As toddlers gain autonomy throughout the toddler years, they frequently test their newfound freedom by eating or refusing to eat the meal you prepare for them. It’s very natural for your toddler to enjoy scrambled eggs one week and then refuse to eat the same eggs the next. There’s no need to be concerned about your child’s food habits as long as he or she is growing and developing normally.
Here, we’ll go through the top five things you need to know to get through this stage—and when you should be concerned that your child’s selective eating is more than simply a phase.
Around the age of 15-18 months, your 'perfect' eater will become more 'picky.'
At this age, most newborns, who previously ate whatever was put in front of them, become more picky and only choose a few items, notably carbs.
Because their growth slows at this age, most tiny children don’t require a lot of food.
Toddlers should consume three healthful meals and two snacks per day by the age of two, with the average two-year-old (boys and girls) requiring roughly 1,000 calories per day.
Keep a regular and entertaining eating routine
Participate in mealtimes with your child. Use cookie cutters, dipping sauces, muffin trays or bite-sized portions, coloured plates, or natural food colouring to make your creations more appealing.
Try serving the same food in a variety of ways, such as steamed, roasted, or with a favourite dipping sauce, or let your child create her own interesting food concoctions.
To excite your child’s interest in the food, involve them in the preparation process or take them grocery shopping with you.
Choose a day to celebrate a specific colour. On "pink days," for example, eat beets, strawberries, salmon, and watermelon.
Encourage your child to try a variety of new foods. If it doesn’t happen the first, second, or even tenth time, don’t give up or grow frustrated! Small servings of the new cuisine should be served alongside old favourites. Kids may come to enjoy meals that they previously disliked over time!
There’s no reason to become a short-order cook for your finicky eater at mealtimes, as this could encourage even more poor behaviour. Offer two healthy options, and if they’re turned down, try again the next day.
Distracting elements like as television and tablets should be avoided during mealtimes.
Between those times, avoid snacks or sweetened caloric beverages, such as juices and sodas, and serve meals and snacks in a consistent manner, preferably at a table with others.
Be a role model for others
Model the behaviour you want your children to emulate. If you expect your children to eat a plate of vegetables, you should eat some as well.
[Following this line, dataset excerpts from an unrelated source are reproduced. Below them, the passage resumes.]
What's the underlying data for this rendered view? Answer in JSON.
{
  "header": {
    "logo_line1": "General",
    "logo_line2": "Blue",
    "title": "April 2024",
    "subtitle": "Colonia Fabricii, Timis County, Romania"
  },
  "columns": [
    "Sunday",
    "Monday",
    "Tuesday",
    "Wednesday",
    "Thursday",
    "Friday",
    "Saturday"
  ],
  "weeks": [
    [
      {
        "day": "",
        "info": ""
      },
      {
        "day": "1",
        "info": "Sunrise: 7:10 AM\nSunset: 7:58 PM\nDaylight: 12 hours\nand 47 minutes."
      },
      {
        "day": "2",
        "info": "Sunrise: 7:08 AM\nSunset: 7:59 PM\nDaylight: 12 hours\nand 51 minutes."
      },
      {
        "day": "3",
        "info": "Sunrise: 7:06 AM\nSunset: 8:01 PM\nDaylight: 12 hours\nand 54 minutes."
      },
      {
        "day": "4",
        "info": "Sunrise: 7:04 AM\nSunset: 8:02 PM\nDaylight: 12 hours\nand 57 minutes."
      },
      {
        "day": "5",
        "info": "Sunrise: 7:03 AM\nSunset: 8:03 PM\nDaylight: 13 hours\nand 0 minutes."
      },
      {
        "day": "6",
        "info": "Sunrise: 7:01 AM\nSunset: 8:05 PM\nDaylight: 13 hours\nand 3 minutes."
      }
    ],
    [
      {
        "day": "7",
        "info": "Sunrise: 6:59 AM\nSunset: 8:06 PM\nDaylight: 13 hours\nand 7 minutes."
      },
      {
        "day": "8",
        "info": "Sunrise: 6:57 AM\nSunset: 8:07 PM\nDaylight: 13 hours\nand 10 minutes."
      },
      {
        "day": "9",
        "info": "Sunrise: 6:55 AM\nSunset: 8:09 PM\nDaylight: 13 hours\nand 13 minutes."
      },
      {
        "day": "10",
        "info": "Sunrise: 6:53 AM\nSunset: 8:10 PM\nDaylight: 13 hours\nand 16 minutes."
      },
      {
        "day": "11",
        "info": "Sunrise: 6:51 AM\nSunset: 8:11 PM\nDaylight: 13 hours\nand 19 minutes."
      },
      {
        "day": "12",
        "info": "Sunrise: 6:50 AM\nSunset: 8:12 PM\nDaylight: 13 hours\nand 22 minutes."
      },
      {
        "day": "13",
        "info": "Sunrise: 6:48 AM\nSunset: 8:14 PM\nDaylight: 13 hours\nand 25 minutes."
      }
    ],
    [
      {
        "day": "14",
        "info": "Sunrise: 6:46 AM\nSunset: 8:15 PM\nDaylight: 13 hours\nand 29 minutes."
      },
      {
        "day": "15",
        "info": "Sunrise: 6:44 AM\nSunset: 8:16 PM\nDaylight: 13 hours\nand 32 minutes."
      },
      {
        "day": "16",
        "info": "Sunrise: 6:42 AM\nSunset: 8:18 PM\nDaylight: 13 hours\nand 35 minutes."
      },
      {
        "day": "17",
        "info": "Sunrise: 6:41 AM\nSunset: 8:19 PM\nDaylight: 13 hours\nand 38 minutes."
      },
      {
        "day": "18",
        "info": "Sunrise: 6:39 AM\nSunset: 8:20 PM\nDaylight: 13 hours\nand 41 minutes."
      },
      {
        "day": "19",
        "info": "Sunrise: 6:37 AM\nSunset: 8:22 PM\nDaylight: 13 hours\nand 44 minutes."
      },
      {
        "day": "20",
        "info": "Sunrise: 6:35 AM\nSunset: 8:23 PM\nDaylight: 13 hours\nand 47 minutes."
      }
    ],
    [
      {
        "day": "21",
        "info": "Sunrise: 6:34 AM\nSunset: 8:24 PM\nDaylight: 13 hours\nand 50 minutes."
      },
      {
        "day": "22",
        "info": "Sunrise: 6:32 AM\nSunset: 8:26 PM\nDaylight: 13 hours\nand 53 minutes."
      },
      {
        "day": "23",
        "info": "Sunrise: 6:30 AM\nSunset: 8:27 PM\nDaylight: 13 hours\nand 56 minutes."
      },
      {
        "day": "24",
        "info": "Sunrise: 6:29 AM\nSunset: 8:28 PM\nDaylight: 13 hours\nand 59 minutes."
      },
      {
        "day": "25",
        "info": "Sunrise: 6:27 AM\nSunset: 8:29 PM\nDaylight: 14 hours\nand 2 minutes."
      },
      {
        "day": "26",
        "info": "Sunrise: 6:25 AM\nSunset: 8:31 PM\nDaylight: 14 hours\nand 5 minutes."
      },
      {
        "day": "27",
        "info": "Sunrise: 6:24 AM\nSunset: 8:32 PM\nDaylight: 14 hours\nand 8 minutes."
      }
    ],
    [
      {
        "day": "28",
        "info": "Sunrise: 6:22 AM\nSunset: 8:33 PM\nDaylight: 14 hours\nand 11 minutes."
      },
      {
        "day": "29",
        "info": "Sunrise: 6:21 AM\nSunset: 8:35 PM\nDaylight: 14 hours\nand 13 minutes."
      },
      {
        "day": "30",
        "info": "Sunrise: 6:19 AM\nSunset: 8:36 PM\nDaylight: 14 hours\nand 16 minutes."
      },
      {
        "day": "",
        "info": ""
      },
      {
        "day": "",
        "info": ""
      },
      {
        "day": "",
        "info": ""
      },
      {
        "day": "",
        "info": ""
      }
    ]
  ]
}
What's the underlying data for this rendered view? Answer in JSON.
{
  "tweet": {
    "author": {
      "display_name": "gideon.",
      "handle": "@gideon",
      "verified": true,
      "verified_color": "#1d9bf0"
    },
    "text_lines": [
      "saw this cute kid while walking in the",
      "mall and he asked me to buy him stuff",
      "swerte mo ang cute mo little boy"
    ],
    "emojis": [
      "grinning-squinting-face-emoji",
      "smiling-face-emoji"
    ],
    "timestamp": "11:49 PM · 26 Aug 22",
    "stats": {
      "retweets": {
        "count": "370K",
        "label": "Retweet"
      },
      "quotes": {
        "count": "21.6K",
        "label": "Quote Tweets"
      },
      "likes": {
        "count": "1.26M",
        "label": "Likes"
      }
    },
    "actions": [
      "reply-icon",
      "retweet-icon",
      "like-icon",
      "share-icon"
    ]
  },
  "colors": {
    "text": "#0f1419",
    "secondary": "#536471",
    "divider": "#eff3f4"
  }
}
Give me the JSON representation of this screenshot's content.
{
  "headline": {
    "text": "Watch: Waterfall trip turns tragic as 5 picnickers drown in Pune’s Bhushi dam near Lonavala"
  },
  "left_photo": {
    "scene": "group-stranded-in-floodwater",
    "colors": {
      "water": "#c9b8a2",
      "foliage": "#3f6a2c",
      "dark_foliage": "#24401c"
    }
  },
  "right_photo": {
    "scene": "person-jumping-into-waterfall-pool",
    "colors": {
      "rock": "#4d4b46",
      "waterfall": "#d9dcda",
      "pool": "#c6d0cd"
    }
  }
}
If you’re upset, your child will sense it, and the meal may become stressful for everyone!
Keep an eye on your child’s development
If you are concerned about your child’s intake, whether you believe he or she is eating too much or too little, talk to your paediatrician about having your child’s daily intake reviewed.
Your child’s height and weight will be plotted on a growth chart to see if they are following a constant percentile, give or take.
The most recent recommendations for which growth chart to use are based on your child’s age.
The World Health Organization (WHO) recommends using growth charts from birth to two years, whereas the Center for Disease Control (CDC) recommends using growth charts from two to 18 years.
If your child is not growing on a consistent curve, is not gaining weight as expected for his age, or has dropped significantly in weight percentiles, your child’s paediatrician may need to assess her nutritional intake and take a history in order to determine what additional testing, if any, is required.
- What are 5 effective strategies for feeding a picky toddler?
– Respect your child’s hunger — or lack thereof. Don’t impose a meal or snack on your kid if he or she isn’t hungry.
– Stick to the schedule. Every day, provide meals and snacks at around the same times.
– When trying new cuisine, be patient.
– Don’t work as a fast-food cook.
– Make it enjoyable.
– Enlist the assistance of your child.
– Set a positive example for your children.
– Be creative.
- How do I get my toddler to eat a picky eater?
Picky eaters: Top 8 Tips
1. Set aside time for family meals. As a family, eat meals together at the table.
2. Be a role model.
3. Eat at regular times.
4. Encourage cheerful mealtimes.
5. Avoid distractions.
6. Make one meal for the entire family.
7. Pay attention to your child…
8. Don’t pressure, praise, reward, trick or punish.
- How do I get my picky toddler to try new foods?
Use these 5 tips to make it easier for you and your toddler while introducing new foods:
1. Combine new foods with old favourites to create a delicious meal. When your youngster sees a favourite on his or her plate, the new dish becomes less intimidating.
2. Make an offer without being pressed.
3. Offer only a smidgeon…
4. Allow them to see how much you like the food.
5. Try again and again.
- How do I stop picky eating?
Here are a few suggestions for what to do during mealtime:
– Set realistic expectations.
– Change items up on the menu.
– However, do not prepare separate meals.
-Give your children the foods you want them to consume.
– Distinguish between behavioural disorders and finicky eating.
– Involve children in meal preparation.
– Don’t prohibit children from eating sweets; instead, assist them in determining when and how they consume them.